The excellent start of Obama’s presidency in the foreign policy sphere was marked by three events in 2009: by his speech in Cairo, Egypt, widely viewed as an offer of reconciliation to the Muslim world; by his video address to the government of Iran and by the unveiling of the new “reset” policy of improving relations between the United States and Russia.
Obama’s detractors, especially the ones from the Republican camp, often say that neither of these three moves was reciprocated. This is simply not true, since the “reset” with Russia led to the signing of the New START treaty, which filled the vacuum in the arms control sphere. This vacuum was produced by the expiration of the first Strategic Arms Reduction Treaty, signed back in 1991 by presidents George Bush senior and Mikhail Gorbachev.
America’s relations with the Muslim world definitely improved after Obama’s Cairo speech, mainly due to a gradual withdrawal of American troops from Iraq and Washington’s support for the Arab revolutions, which all had a more or less distinct Islamist character.
The détente with Iran was cut short primarily by Obama himself, when he reverted from peace talk to his policy of “leaving all options on the table” (a euphemism for a threat of war). The brilliant foreign policy start was further clouded by Obama’s acquiescence to interventionist tendencies inside his own administration.
The interventionist trends included covert supplies of weapons for rebels in Libya and Syria; the brutal “take-no-prisoners” policy of killing terrorism suspects and sometimes their families from drones, a policy that made a hideous travesty out of Obama’s own previous promise of shutting the Guantanamo prison.
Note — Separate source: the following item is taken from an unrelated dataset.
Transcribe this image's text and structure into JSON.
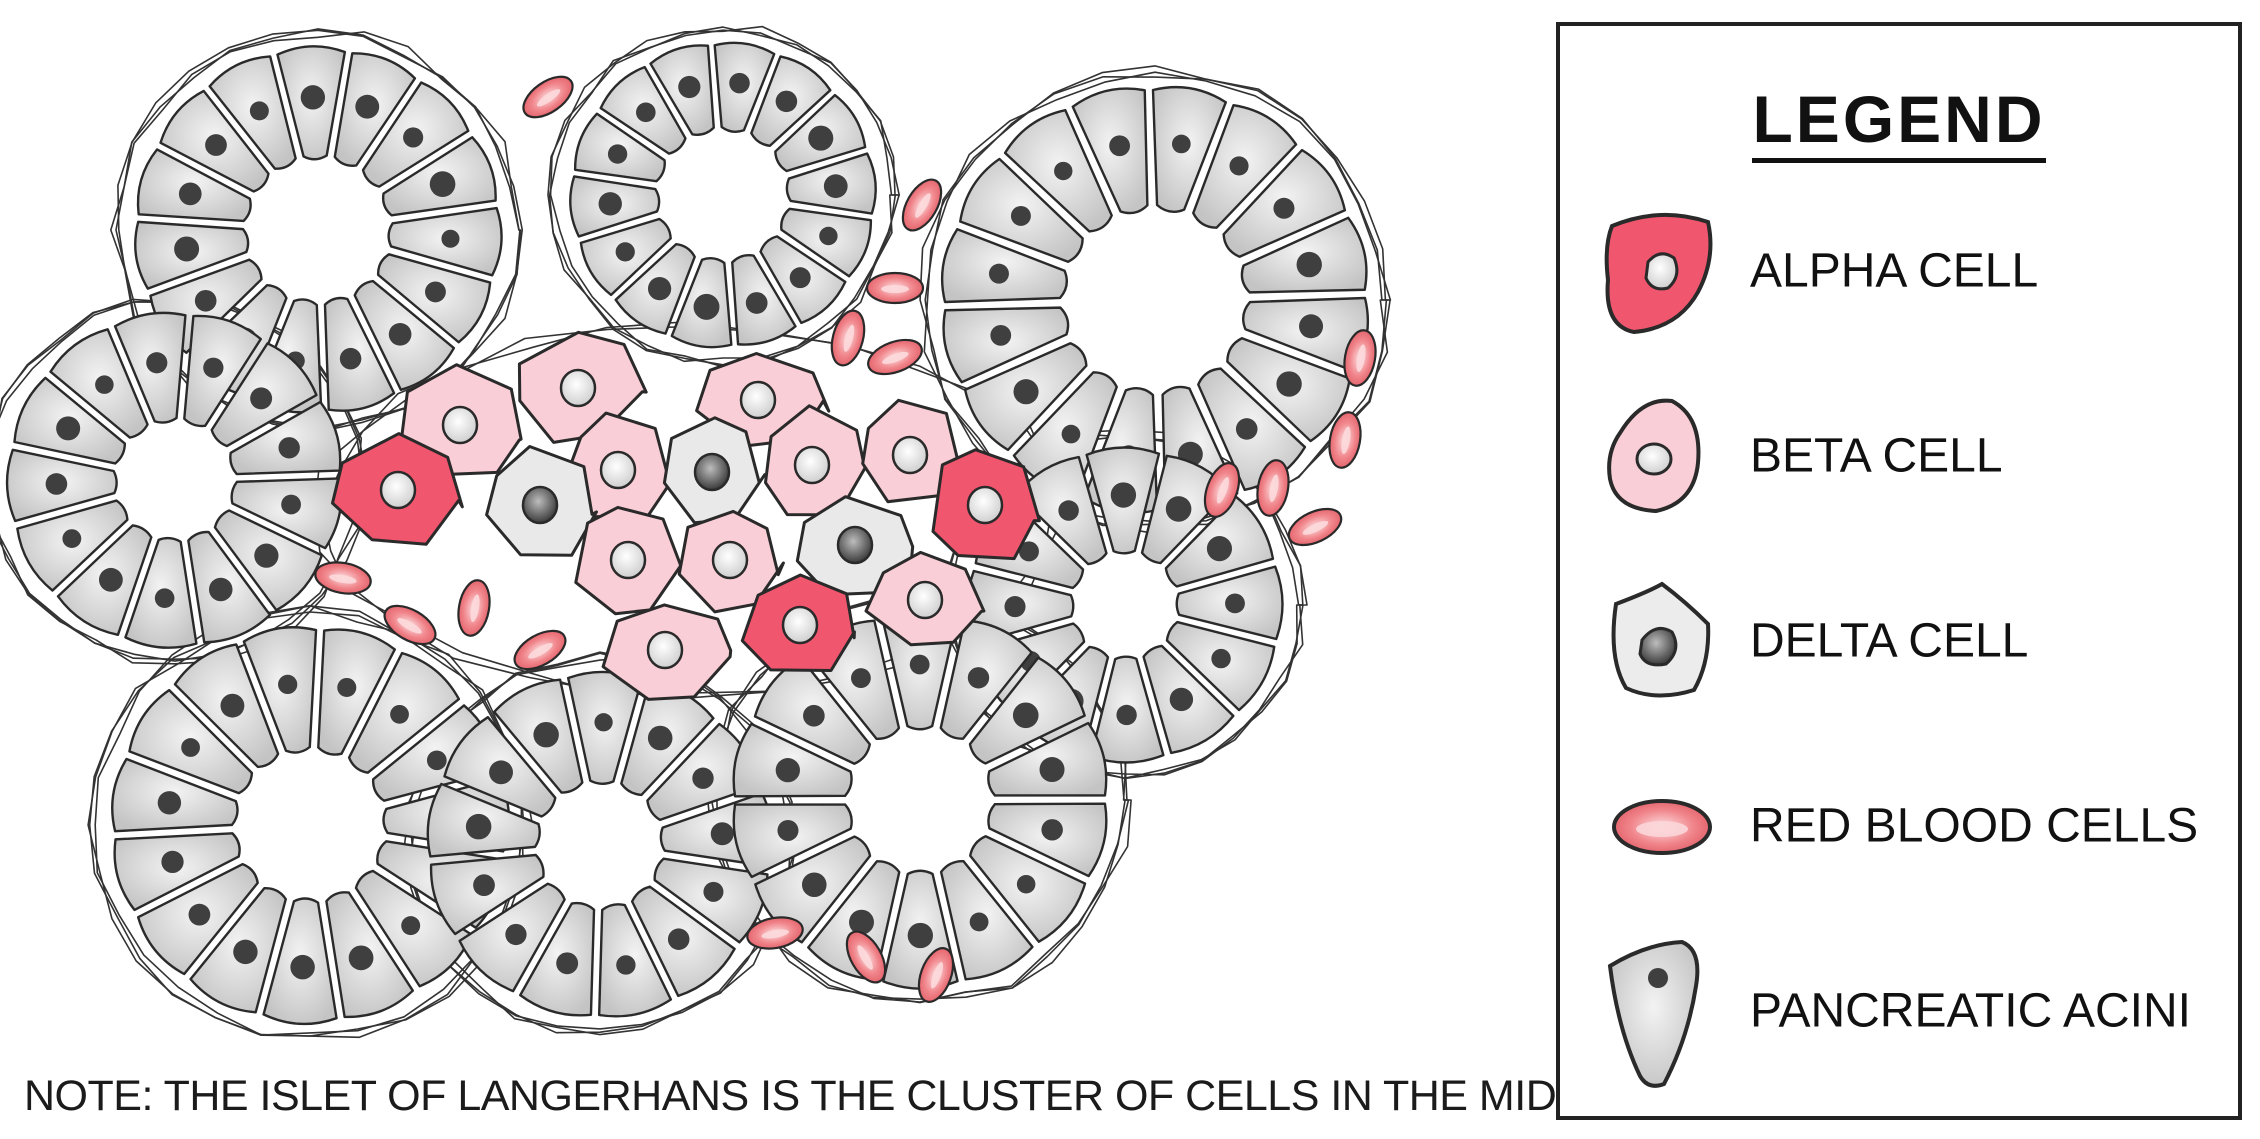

Very often Obama prefers show to substance, and the scalp of Osama bin Laden, trumpeted by Obama as the main achievement of his presidency, is a good example of this attitude. A special operation in a wealthy suburb of Islamabad, which killed many people besides bin Laden, including bystanders, cost the United States its relations with Pakistan.
During the electoral campaign Obama preferred targeting his traditional audiences (liberal city dwellers, America’s poor, Afro-Americans and other ethnic minorities). He widened the horizons of American politics in a liberal direction, embracing the service of gays in the military and supporting equal rights for gay couples and traditional ones. This led to further cultural divisions inside American society and alienated from Obama some of his vacillating centrist supporters, deepening suspicions of his “non-Christian” cultural background (some of Obama’s African ancestors on his father’s side were Muslims and he spent part of his adolescence in Indonesia, an Islamic country).
Diplomacy and culture aside, in the sphere of American domestic policies Obama revealed himself to be something else than an idealistic near-revolutionary (an image aggressively sold to public during his campaign in 2008). Instead, just like in his foreign policies, Obama opted for the ways of a cunning pragmatist, camouflaging the same old trends of his predecessors’ policies with pompous words.
His modest plans of boosting economic growth by financial injections and making the American health care system more humane and less profit-oriented via a system of government-sponsored insurance (dubbed Obamacare by his detractors) so far brought only modest results.
Since the beginning of 2012 Obama shifted the work of the White House staff into a campaign mode, aggressively attacking the foreign policy stance and the business background of his Republican competitor, Mitt Romney. After four years in the White House, Obama’s Protean image of a smooth operator, a lawyer with many faces, lost the appeal that it had in 2008. However, Obama may be helped by Romney’s own inadequacy, including the Republican’s blatantly populist characterizations of Obama as a “European socialist” and of Russia as “America’s number one geopolitical foe.”